Studia le modalità di apprendimento della specie per capire il giusto modo di fornire al cavallo le informazioni che riteniamo utili per entrambi.
L’etologia è la scienza che studia il comportamento animale, distinguendo degli specifici “modi di fare” per le diverse specie, descritti nell’etogramma. L’etogramma comprende tutti i comportamenti che un individuo può mettere in atto e sarà ovviamente diverso per ogni specie.
I comportamenti dipendono dalle dotazioni sensoriali della specie, dalle sue caratteristiche anatomiche, dalle facoltà cognitive di cui è dotata. Sono tutti fattori dettati dalla genetica ma poi plasmati dall’ambiente.
L’esperienza di vita di ogni individuo infatti influenza fortemente l’espressione del suo comportamento, andando persino a modificare l’espressione genica (epigenetica).
Se la vita che proponiamo al nostro cavallo non è in linea con il suo etogramma, ci saranno delle ripercussioni anche gravi sul comportamento.
L’etologia è quindi essenziale non solo per capire “chi è il cavallo“, ma anche per trovare la gestione (alimentazione, ambiente di vita, attività…) ottimale per lui, non per noi.
Possiamo fermarci all’Etologia, ma per entrare in relazione con l’altro non basta conoscere le caratteristiche generali della specie, “chi è il cavallo“. Serve capire “chi è questo cavallo, in questo posto, con me, ora“. Se il nostro obiettivo con il cavallo è “insegnargli cose”, ci basta l’Etologia, ma perdiamo la relazione: a lui cosa piace?
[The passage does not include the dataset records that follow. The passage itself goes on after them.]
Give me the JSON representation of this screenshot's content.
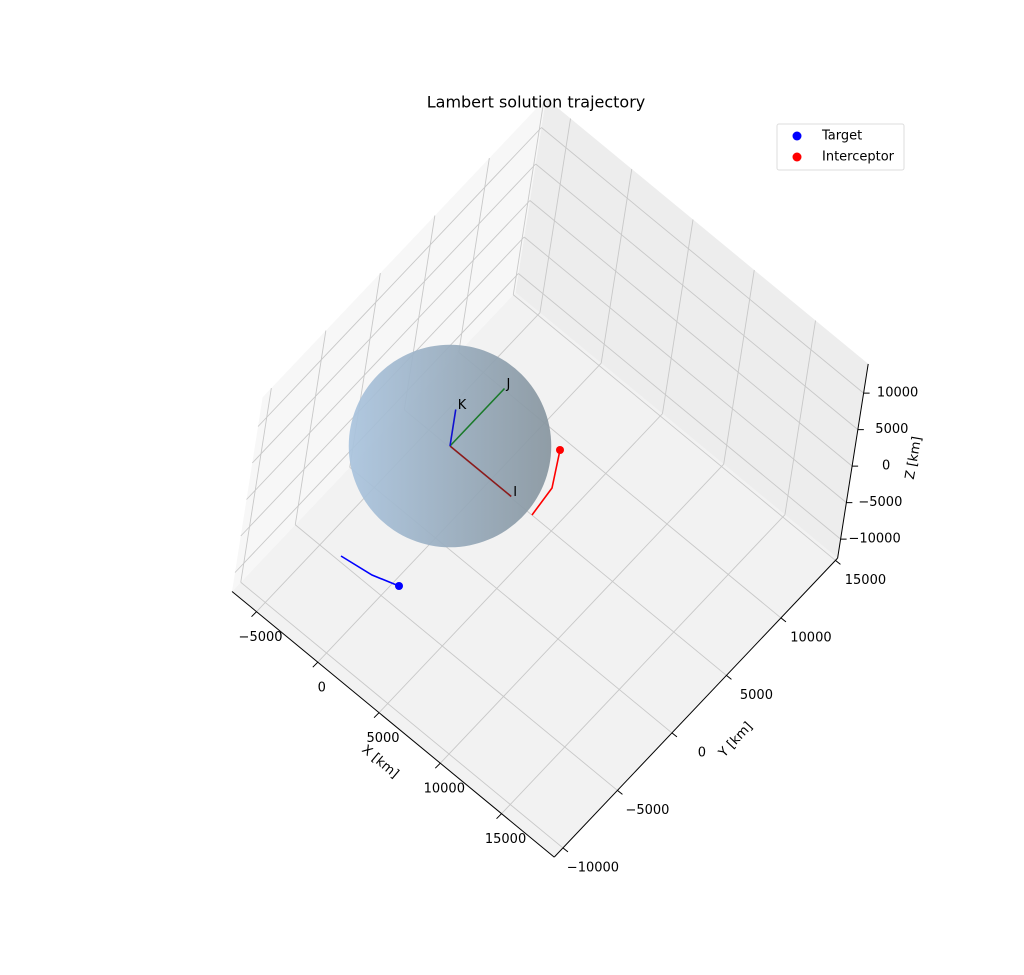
{
  "chart_data": {
    "type": "line3d",
    "title": "Lambert solution trajectory",
    "xlabel": "X [km]",
    "ylabel": "Y [km]",
    "zlabel": "Z [km]",
    "xlim": [
      -7000,
      19300
    ],
    "ylim": [
      -10800,
      15200
    ],
    "zlim": [
      -12600,
      14000
    ],
    "xticks": [
      {
        "value": -5000,
        "label": "−5000"
      },
      0,
      5000,
      10000,
      15000
    ],
    "yticks": [
      {
        "value": -10000,
        "label": "−10000"
      },
      {
        "value": -5000,
        "label": "−5000"
      },
      0,
      5000,
      10000,
      15000
    ],
    "zticks": [
      {
        "value": -10000,
        "label": "−10000"
      },
      {
        "value": -5000,
        "label": "−5000"
      },
      0,
      5000,
      10000
    ],
    "grid": true,
    "legend": "upper right",
    "earth": {
      "radius": 6378,
      "color": "#9fb4c8"
    },
    "frame_axes": {
      "length": 5000,
      "axes": [
        {
          "label": "I",
          "color": "#8b1a1a"
        },
        {
          "label": "J",
          "color": "#1a7a2a"
        },
        {
          "label": "K",
          "color": "#1010d0"
        }
      ]
    },
    "series": [
      {
        "name": "Target",
        "color": "#0000ff",
        "x": [
          -217,
          2029,
          3744
        ],
        "y": [
          -9756,
          -9436,
          -8887
        ],
        "z": [
          0,
          0,
          0
        ],
        "marker": {
          "x": 3744,
          "y": -8887,
          "z": 0
        }
      },
      {
        "name": "Interceptor",
        "color": "#ff0000",
        "x": [
          5214,
          6498,
          6754
        ],
        "y": [
          4232,
          2055,
          -68
        ],
        "z": [
          0,
          0,
          0
        ],
        "marker": {
          "x": 5214,
          "y": 4232,
          "z": 0
        }
      }
    ]
  }
}
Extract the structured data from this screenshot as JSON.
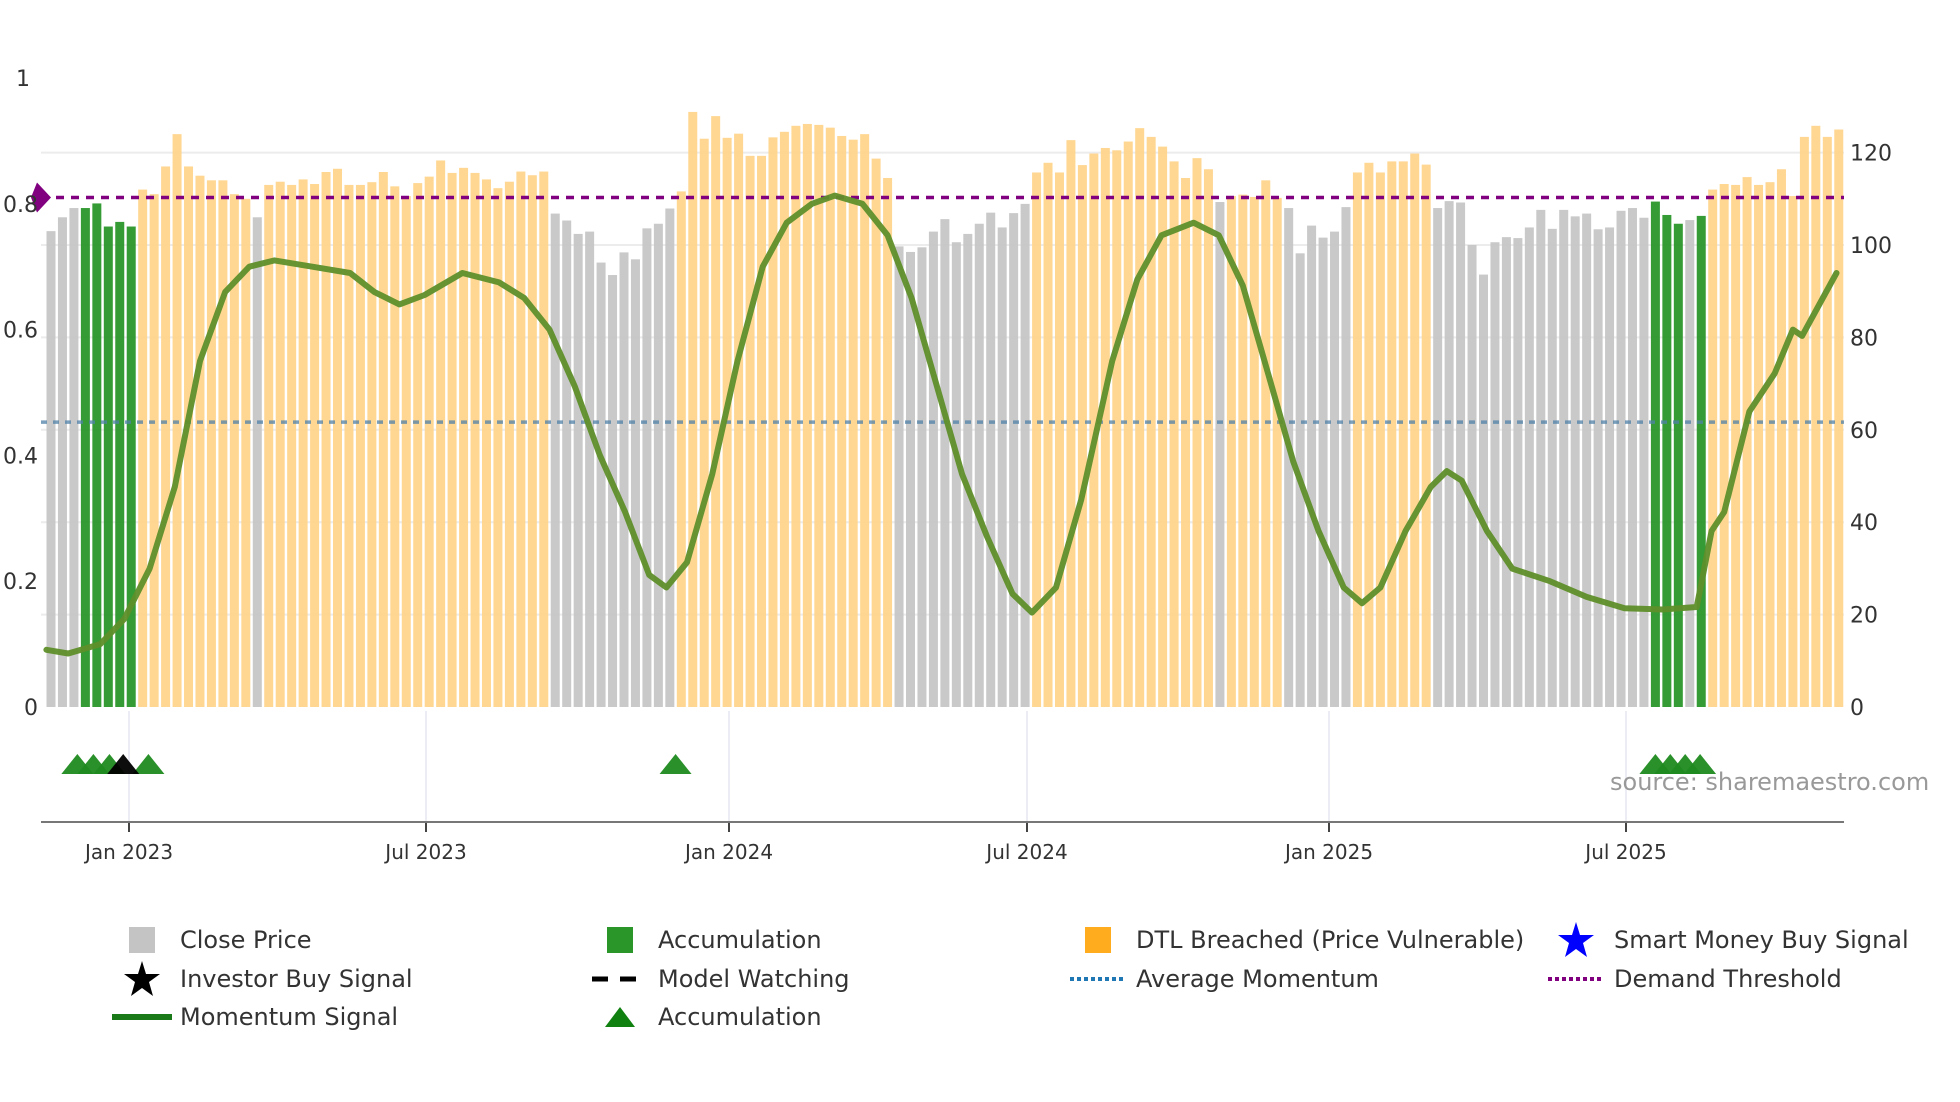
{
  "chart_data": {
    "type": "bar",
    "x_ticks": [
      "Jan 2023",
      "Jul 2023",
      "Jan 2024",
      "Jul 2024",
      "Jan 2025",
      "Jul 2025"
    ],
    "left_axis": {
      "ticks": [
        "0",
        "0.2",
        "0.4",
        "0.6",
        "0.8",
        "1"
      ],
      "ylim": [
        0,
        1
      ]
    },
    "right_axis": {
      "ticks": [
        "0",
        "20",
        "40",
        "60",
        "80",
        "100",
        "120"
      ],
      "ylim": [
        0,
        136
      ]
    },
    "bar_segments": [
      {
        "type": "close",
        "values": [
          103,
          106,
          108
        ]
      },
      {
        "type": "accumulation",
        "values": [
          108,
          109,
          104,
          105,
          104
        ]
      },
      {
        "type": "dtl",
        "values": [
          112,
          111,
          117,
          124,
          117,
          115,
          114,
          114,
          111,
          110
        ]
      },
      {
        "type": "close",
        "values": [
          106
        ]
      },
      {
        "type": "dtl",
        "values": [
          113,
          113.7,
          113,
          114.2,
          113.2,
          115.8,
          116.5,
          113,
          113,
          113.6,
          115.8,
          112.7,
          110.6,
          113.4,
          114.8,
          118.3,
          115.6,
          116.7,
          115.6,
          114.2,
          112.3,
          113.7,
          115.9,
          115.1,
          115.9
        ]
      },
      {
        "type": "close",
        "values": [
          106.8,
          105.3,
          102.4,
          102.9,
          96.2,
          93.5,
          98.4,
          96.9,
          103.6,
          104.6,
          107.9
        ]
      },
      {
        "type": "dtl",
        "values": [
          111.6,
          128.8,
          123,
          127.9,
          123.2,
          124.1,
          119.3,
          119.3,
          123.3,
          124.5,
          125.8,
          126.2,
          126,
          125.4,
          123.6,
          122.8,
          124,
          118.7,
          114.5
        ]
      },
      {
        "type": "close",
        "values": [
          99.7,
          98.5,
          99.5,
          102.9,
          105.6,
          100.6,
          102.4,
          104.6,
          107,
          103.8,
          106.9,
          108.9
        ]
      },
      {
        "type": "dtl",
        "values": [
          115.7,
          117.8,
          115.7,
          122.7,
          117.3,
          119.8,
          121,
          120.5,
          122.4,
          125.3,
          123.4,
          121.3,
          118.1,
          114.5,
          118.8,
          116.4
        ]
      },
      {
        "type": "close",
        "values": [
          109.3
        ]
      },
      {
        "type": "dtl",
        "values": [
          110.6,
          110.9,
          110.4,
          114,
          110.2
        ]
      },
      {
        "type": "close",
        "values": [
          108,
          98.2,
          104.2,
          101.6,
          102.9,
          108.2
        ]
      },
      {
        "type": "dtl",
        "values": [
          115.7,
          117.8,
          115.7,
          118.1,
          118.1,
          119.8,
          117.4
        ]
      },
      {
        "type": "close",
        "values": [
          108,
          109.5,
          109.2,
          100,
          93.6,
          100.6,
          101.7,
          101.5,
          103.8,
          107.6,
          103.5,
          107.6,
          106.2,
          106.8,
          103.4,
          103.8,
          107.4,
          108,
          105.9
        ]
      },
      {
        "type": "accumulation",
        "values": [
          109.4,
          106.5,
          104.6
        ]
      },
      {
        "type": "close",
        "values": [
          105.4
        ]
      },
      {
        "type": "accumulation",
        "values": [
          106.3
        ]
      },
      {
        "type": "dtl",
        "values": [
          112,
          113.2,
          113,
          114.7,
          113,
          113.6,
          116.4,
          110.6,
          123.4,
          125.8,
          123.4,
          125
        ]
      }
    ],
    "momentum": [
      [
        -0.4,
        0.091
      ],
      [
        1.5,
        0.085
      ],
      [
        4.3,
        0.1
      ],
      [
        6.4,
        0.14
      ],
      [
        8.6,
        0.22
      ],
      [
        10.8,
        0.35
      ],
      [
        13,
        0.55
      ],
      [
        15.2,
        0.66
      ],
      [
        17.3,
        0.7
      ],
      [
        19.5,
        0.71
      ],
      [
        22.8,
        0.7
      ],
      [
        26.1,
        0.69
      ],
      [
        28.2,
        0.66
      ],
      [
        30.4,
        0.64
      ],
      [
        32.6,
        0.655
      ],
      [
        35.9,
        0.69
      ],
      [
        39.1,
        0.675
      ],
      [
        41.3,
        0.65
      ],
      [
        43.5,
        0.6
      ],
      [
        45.7,
        0.51
      ],
      [
        47.9,
        0.4
      ],
      [
        50.1,
        0.31
      ],
      [
        52.2,
        0.21
      ],
      [
        53.7,
        0.19
      ],
      [
        55.5,
        0.23
      ],
      [
        57.7,
        0.37
      ],
      [
        59.9,
        0.55
      ],
      [
        62.1,
        0.7
      ],
      [
        64.2,
        0.77
      ],
      [
        66.4,
        0.8
      ],
      [
        68.4,
        0.813
      ],
      [
        70.8,
        0.8
      ],
      [
        73,
        0.75
      ],
      [
        75.1,
        0.65
      ],
      [
        77.3,
        0.51
      ],
      [
        79.5,
        0.37
      ],
      [
        81.7,
        0.27
      ],
      [
        83.9,
        0.18
      ],
      [
        85.6,
        0.15
      ],
      [
        87.7,
        0.19
      ],
      [
        89.9,
        0.33
      ],
      [
        92.6,
        0.55
      ],
      [
        94.8,
        0.68
      ],
      [
        96.9,
        0.75
      ],
      [
        99.7,
        0.77
      ],
      [
        101.9,
        0.75
      ],
      [
        104,
        0.67
      ],
      [
        106.2,
        0.53
      ],
      [
        108.4,
        0.39
      ],
      [
        110.6,
        0.28
      ],
      [
        112.8,
        0.19
      ],
      [
        114.4,
        0.165
      ],
      [
        116,
        0.19
      ],
      [
        118.2,
        0.28
      ],
      [
        120.4,
        0.35
      ],
      [
        121.8,
        0.375
      ],
      [
        123.1,
        0.36
      ],
      [
        125.3,
        0.28
      ],
      [
        127.5,
        0.22
      ],
      [
        130.8,
        0.2
      ],
      [
        134,
        0.175
      ],
      [
        137.3,
        0.157
      ],
      [
        140.6,
        0.155
      ],
      [
        143.6,
        0.159
      ],
      [
        144.9,
        0.28
      ],
      [
        146,
        0.31
      ],
      [
        148.2,
        0.47
      ],
      [
        150.4,
        0.53
      ],
      [
        152,
        0.6
      ],
      [
        152.8,
        0.59
      ],
      [
        155.8,
        0.69
      ]
    ],
    "demand_threshold": 0.81,
    "average_momentum": 0.453,
    "accumulation_markers": [
      2.3,
      3.7,
      5.1,
      8.5,
      54.5,
      140,
      141.3,
      142.6,
      143.9
    ],
    "investor_buy_markers": [
      6.3
    ],
    "source": "source: sharemaestro.com",
    "legend": [
      {
        "label": "Close Price",
        "icon": "gray-square"
      },
      {
        "label": "Accumulation",
        "icon": "green-square"
      },
      {
        "label": "DTL Breached (Price Vulnerable)",
        "icon": "orange-square"
      },
      {
        "label": "Smart Money Buy Signal",
        "icon": "blue-star"
      },
      {
        "label": "Investor Buy Signal",
        "icon": "black-star"
      },
      {
        "label": "Model Watching",
        "icon": "black-dashed-line"
      },
      {
        "label": "Average Momentum",
        "icon": "blue-dotted-line"
      },
      {
        "label": "Demand Threshold",
        "icon": "purple-dotted-line"
      },
      {
        "label": "Momentum Signal",
        "icon": "green-line"
      },
      {
        "label": "Accumulation",
        "icon": "green-triangle"
      }
    ],
    "colors": {
      "close": "#c4c4c4",
      "accumulation": "#2a962a",
      "dtl": "#ffd48a",
      "momentum": "#5f8f2a",
      "threshold": "#800080",
      "average": "#4f81a8",
      "marker": "#1f8a1f",
      "investor": "#000000",
      "smart_money": "#0000ff"
    }
  }
}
A cosa aspira? Chi è veramente?
L’approccio cognitivo-relazionale è un approccio educativo, che parte dalla consapevolezza che l’altro è un soggetto che vuole scegliere cosa fare della propria vita.
L’approccio cognitivo-relazionale ha origine nella pedagogia umana. Vede tutti i cuccioli di specie come soggetti che si affacciano al mondo con il desiderio di conoscerlo e fare esperienza. Con le dovute differenze fra specie, potremmo dire che possiamo interagire con un cucciolo umano, equino, canino… basandoci su simili principi educativi (non addestrativi). L’approccio infatti vede la relazione con l’altro, di qualsiasi specie sia, come un’opportunità di evoluzione personale.
Forse ci stupirà scoprire che lasciar crescere un cavallo secondo le sue aspirazioni non lo porterà lontano da noi, ma al contrario lo porterà a voler conoscere il mondo anche attraverso i nostri occhi, per arricchirsi di un’ esperienza che, vivendo nel mondo umano, gli è molto utile.
In Italia questo approccio è stato per la prima volta adottato con il cavallo dalla SEE (Scuola di Equitazione Etica).